Interviews, insight & analysis on digital media & marketing

Data Privacy Day 2026: industry perspectives

In 2006, the Committee of Ministers of the Council of Europe decided to designate 28 January as Data Protection Day. This day is now celebrated worldwide, under the name “International Data Protection Day” or “Data Privacy Day”.

New Digital Age gathered industry reaction to the 20th Data Privacy Data, which took place yesterday (28 March 2026)…

Paul Blackledge, Chief Technology Officer, RAAS LAB:

“Data Privacy Day shouldn’t just be a reminder about compliance; it should be a call for a change. In the world of digital advertising, the industry has relied on invasive targeting for too long, applying fix after fix to a broken tech stack. Now global data-protection regulations are tightening and third-party identifiers continue to disappear, but the reality is advertisers don’t need audience profiles to drive performance. Instead, we must shift the focus from putting users into historical data buckets to understanding in-moment audiences. 
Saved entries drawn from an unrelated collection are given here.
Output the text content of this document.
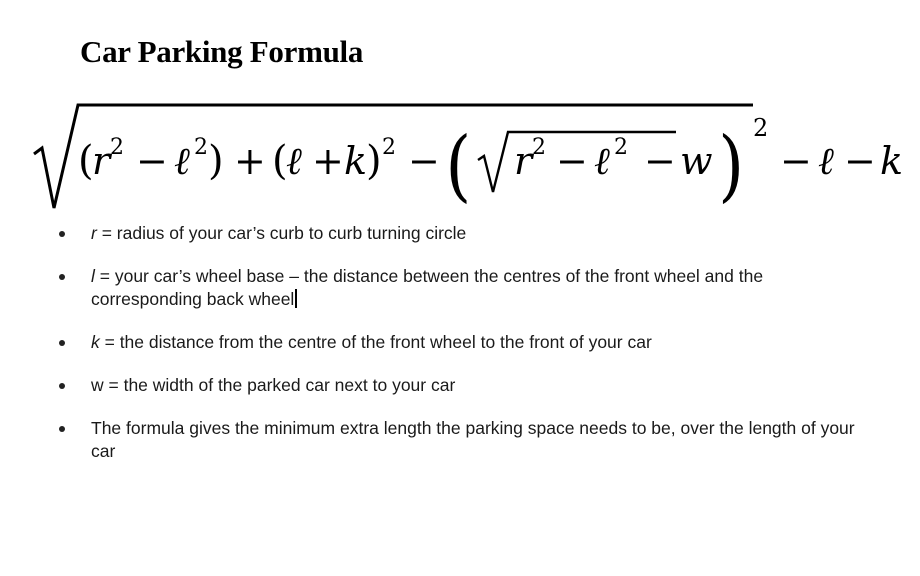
Car Parking Formula
(
r 2 − ℓ 2 ) + (
ℓ + k
) 2 − ( r 2 − ℓ 2 − w ) 2
− ℓ − k
r = radius of your car’s curb to curb turning circle
l = your car’s wheel base – the distance between the centres of the front wheel and the corresponding back wheel
k = the distance from the centre of the front wheel to the front of your car
w = the width of the parked car next to your car
The formula gives the minimum extra length the parking space needs to be, over the length of your car
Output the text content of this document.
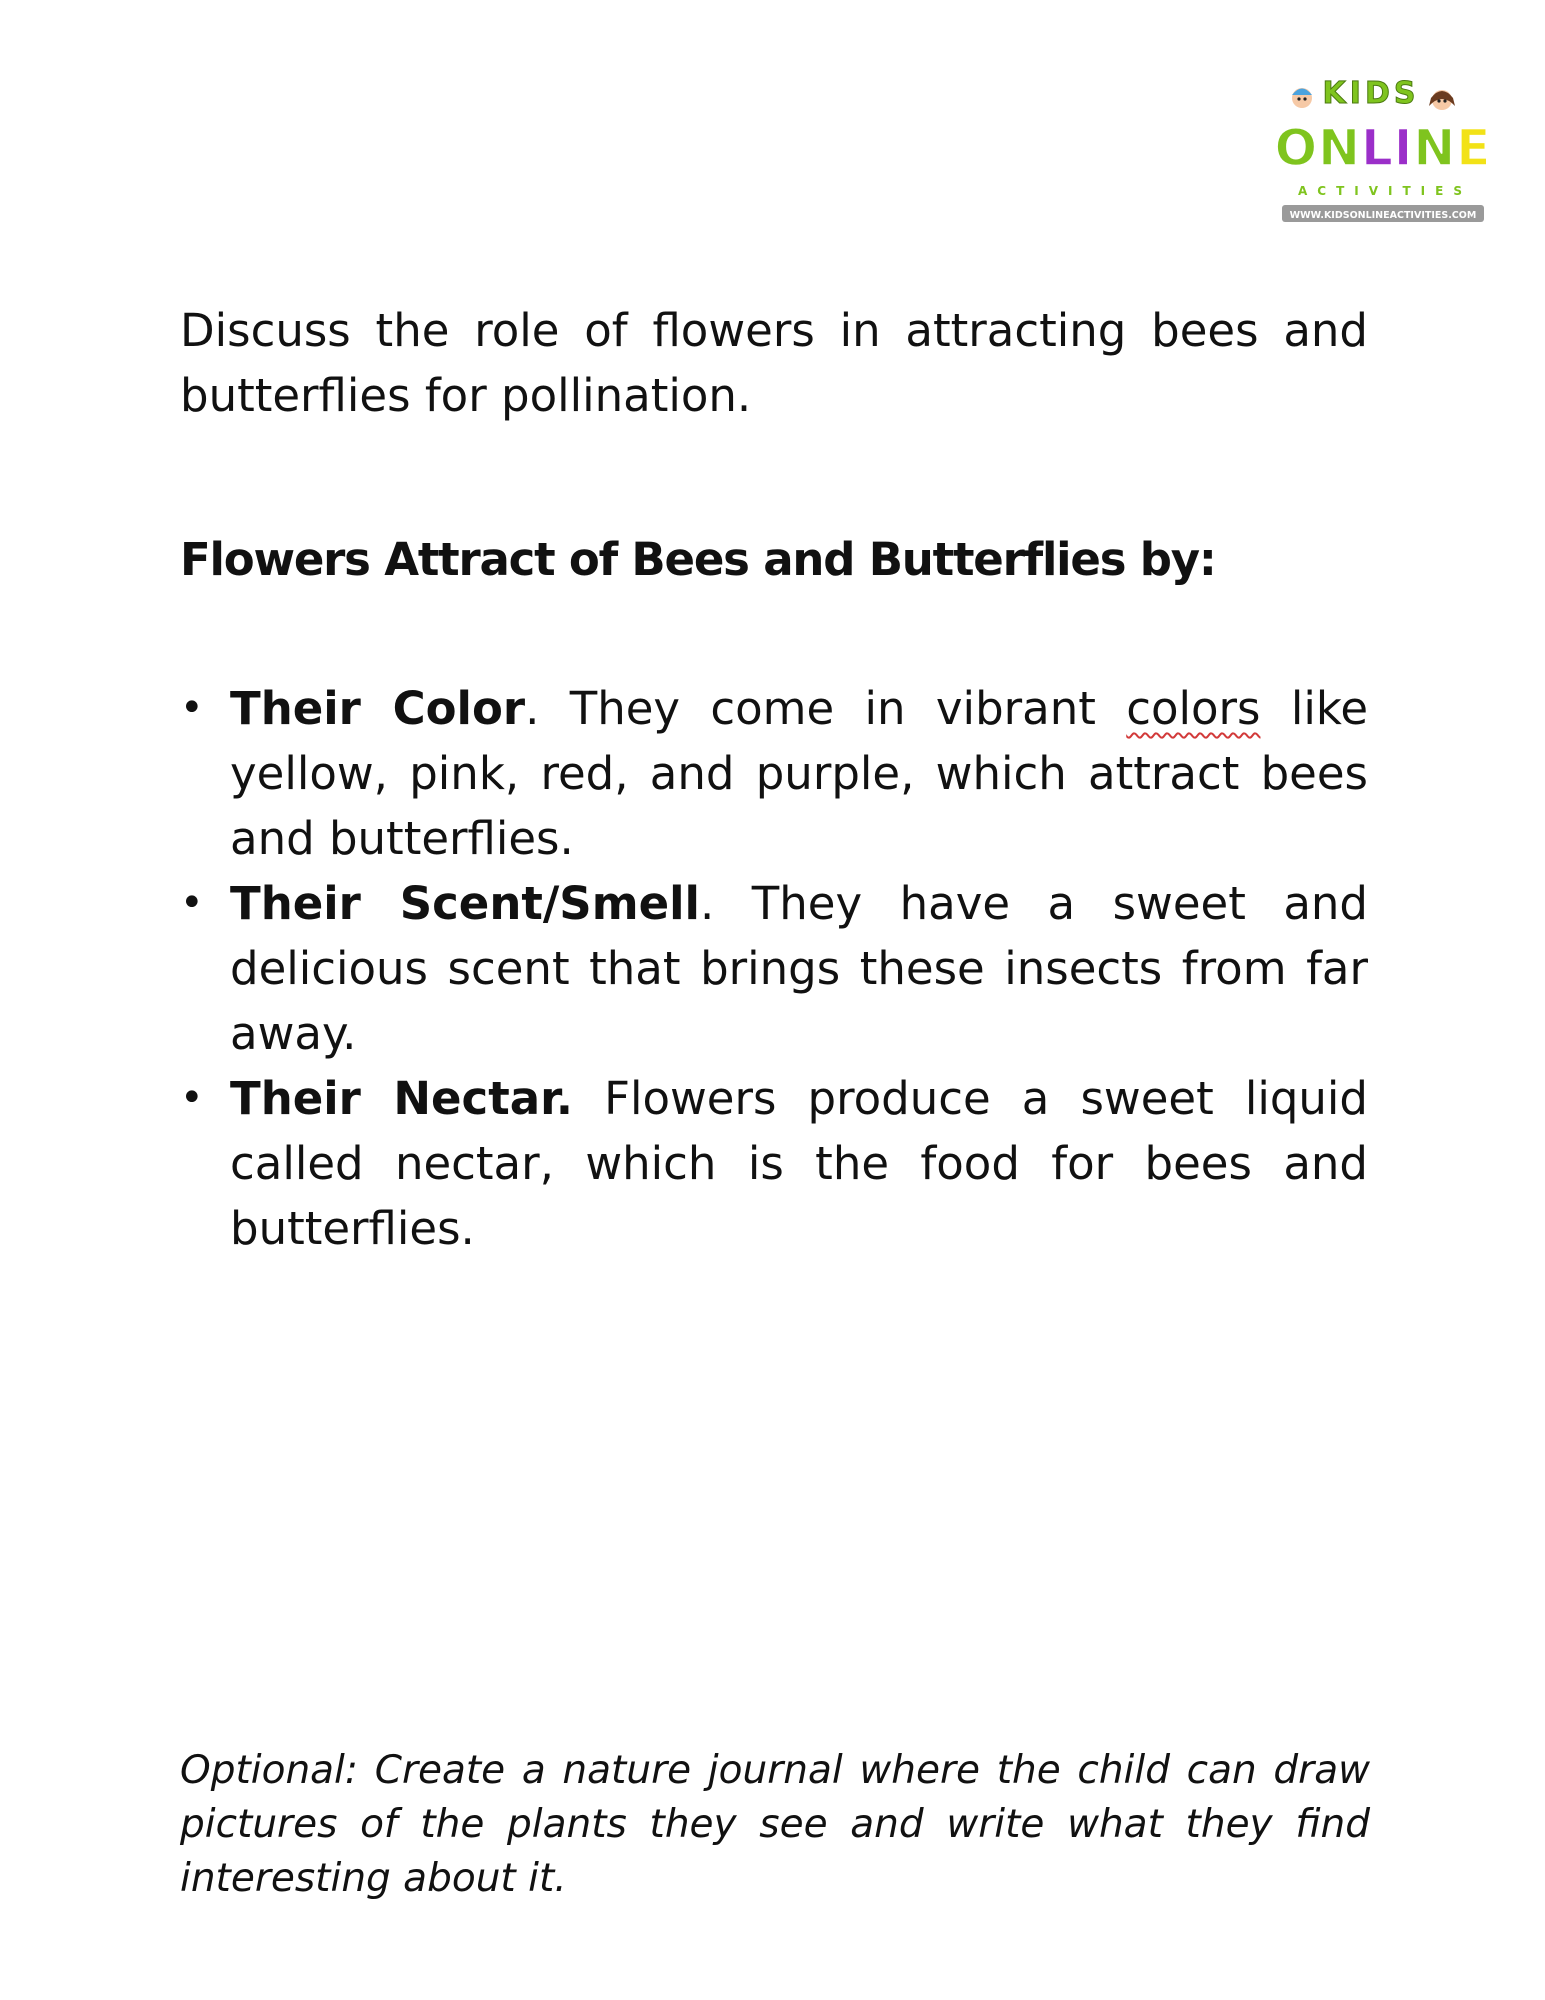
KIDS
ONLINE
ACTIVITIES
WWW.KIDSONLINEACTIVITIES.COM

Discuss the role of flowers in attracting bees and butterflies for pollination.

Flowers Attract of Bees and Butterflies by:

• Their Color. They come in vibrant colors like yellow, pink, red, and purple, which attract bees and butterflies.
• Their Scent/Smell. They have a sweet and delicious scent that brings these insects from far away.
• Their Nectar. Flowers produce a sweet liquid called nectar, which is the food for bees and butterflies.

Optional: Create a nature journal where the child can draw pictures of the plants they see and write what they find interesting about it.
“Analysing real-time context and intent – the content they’re reading right now, rather than who they were yesterday – is far stronger and safer. Relevance drives results, and it is fast becoming the only privacy-safe method left.”

Denise Cornelissen, Head of Product Marketing, RTB House:

“Data Privacy Day brings the industry a well-needed reminder of a topic that should be considered year-round – end-user privacy should be at the heart of every decision being made across the advertising ecosystem. While understanding user intent is hugely important, it cannot undermine quality controls or regulatory standards. 
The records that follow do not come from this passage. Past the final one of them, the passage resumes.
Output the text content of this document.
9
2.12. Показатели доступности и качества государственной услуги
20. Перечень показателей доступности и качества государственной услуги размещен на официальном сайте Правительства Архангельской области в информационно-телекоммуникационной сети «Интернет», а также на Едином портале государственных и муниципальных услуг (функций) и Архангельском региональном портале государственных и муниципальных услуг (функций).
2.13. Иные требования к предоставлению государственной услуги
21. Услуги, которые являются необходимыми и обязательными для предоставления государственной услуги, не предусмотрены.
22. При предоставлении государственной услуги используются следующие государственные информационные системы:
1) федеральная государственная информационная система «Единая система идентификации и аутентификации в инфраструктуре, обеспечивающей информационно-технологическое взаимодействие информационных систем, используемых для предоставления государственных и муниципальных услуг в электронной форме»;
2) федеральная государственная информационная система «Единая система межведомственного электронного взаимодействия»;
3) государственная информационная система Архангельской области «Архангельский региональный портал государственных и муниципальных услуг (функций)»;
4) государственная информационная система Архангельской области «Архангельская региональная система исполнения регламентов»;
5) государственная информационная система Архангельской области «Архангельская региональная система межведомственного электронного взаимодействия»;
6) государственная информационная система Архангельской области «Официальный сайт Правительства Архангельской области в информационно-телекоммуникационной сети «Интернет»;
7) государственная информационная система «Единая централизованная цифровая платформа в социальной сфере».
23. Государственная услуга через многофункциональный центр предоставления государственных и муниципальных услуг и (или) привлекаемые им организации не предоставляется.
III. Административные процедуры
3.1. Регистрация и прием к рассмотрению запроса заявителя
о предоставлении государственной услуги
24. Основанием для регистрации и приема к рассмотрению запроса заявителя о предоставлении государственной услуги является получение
“This is where AI, particularly Deep Learning, can be instrumental in driving success in privacy-safe ways, as it uses limited amounts of data. Brands can still achieve better results by leveraging this deep understanding of consumer behaviour to predict intent and personalise messaging. This means that engagement with real audiences is maximised, and landed clicks and sessions are optimised.”
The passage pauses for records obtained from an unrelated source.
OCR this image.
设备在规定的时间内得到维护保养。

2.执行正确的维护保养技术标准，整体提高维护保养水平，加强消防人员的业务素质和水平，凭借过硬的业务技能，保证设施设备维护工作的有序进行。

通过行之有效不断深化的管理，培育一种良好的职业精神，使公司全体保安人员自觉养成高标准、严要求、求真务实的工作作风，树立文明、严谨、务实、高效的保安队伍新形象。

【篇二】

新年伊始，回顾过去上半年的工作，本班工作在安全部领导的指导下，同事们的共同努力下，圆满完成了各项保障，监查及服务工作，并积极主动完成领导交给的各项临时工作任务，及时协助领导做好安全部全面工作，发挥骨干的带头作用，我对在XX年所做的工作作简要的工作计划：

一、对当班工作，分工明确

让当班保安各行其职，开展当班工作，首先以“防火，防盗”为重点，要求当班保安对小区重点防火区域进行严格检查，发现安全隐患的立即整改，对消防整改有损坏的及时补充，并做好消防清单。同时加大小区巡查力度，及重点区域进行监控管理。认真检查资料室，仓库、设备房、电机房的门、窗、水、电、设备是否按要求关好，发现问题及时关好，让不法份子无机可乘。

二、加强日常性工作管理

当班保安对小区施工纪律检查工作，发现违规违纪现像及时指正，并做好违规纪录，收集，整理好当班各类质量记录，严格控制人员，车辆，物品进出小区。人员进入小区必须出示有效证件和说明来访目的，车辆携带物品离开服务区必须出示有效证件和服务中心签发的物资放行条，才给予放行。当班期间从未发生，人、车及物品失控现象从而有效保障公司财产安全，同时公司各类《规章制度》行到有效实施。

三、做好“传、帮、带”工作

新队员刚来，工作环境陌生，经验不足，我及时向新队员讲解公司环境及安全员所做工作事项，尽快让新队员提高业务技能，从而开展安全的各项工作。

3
Mateusz Rumiński, VP of Product at PrimeAudience:

“Although it is a year-round responsibility, Data Privacy Day serves as a reminder that compliance can no longer be treated as a simple ‘check-the-box’ exercise. Automated workflows and chat-based interfaces have become central to how brands interact with consumers, who expect transparency but don’t want to feel monitored. That means automation needs to respect consent boundaries by design, with the technology learning and adapting, to ensure privacy is embedded in the workflow.

“Another area of interest is how advances in large language models are changing how brands understand audiences. It has to be remembered that traditional ID-keyed user profiles can quickly become stale and pose compliance risks. LLMs, in comparison, take a different approach, enabling contextual understanding based on real-time signals and the content itself. This shift reduces reliance on personal identifiers and builds trust by minimising unnecessary data collection, without minimising the need for relevant, real-time experiences.

“The future of privacy-forward innovation lies in systems that are both compliant and adaptive, where automation, intelligence and respect for user data reinforce each other rather than compete.” 

Rick Jones, RVP Western and Southern Europe, Adform:

“As diplomatic relations between the US and Europe become icy, trust in the privacy safeguards underpinning the transatlantic digital bridge becomes further eroded. Data Privacy Day’s 2026’s theme, ‘Reset or Refine?’, arrives as GDPR enters its tenth year and marks its toughest test yet. 

“We are now in the age of retaliatory tech. The US administration actively threatens the EU-US Data Privacy Framework while American platforms squeeze European businesses and governments in an increasingly toxic fashion. In digital advertising, we see giants fighting regulatory lawsuits while simultaneously restricting legitimate data access to ‘mark their own homework’ on attribution. Add in the uncertainty of AI bots still being largely unregulated, and the result is a supply chain that is increasingly both intrusive and opaque.

“Europe cannot build its future on such fragile, unbalanced ground. Our industry leaders must champion a strategic reset to home-grown technology that embodies European values of sovereignty. This includes ensuring business continuity and freedom of action, guaranteeing that your access to customers and outcomes cannot be leveraged as a bargaining chip in a trade war.”

The companies mentioned above are clients of Bluestripe Group, the publisher of New Digital Age.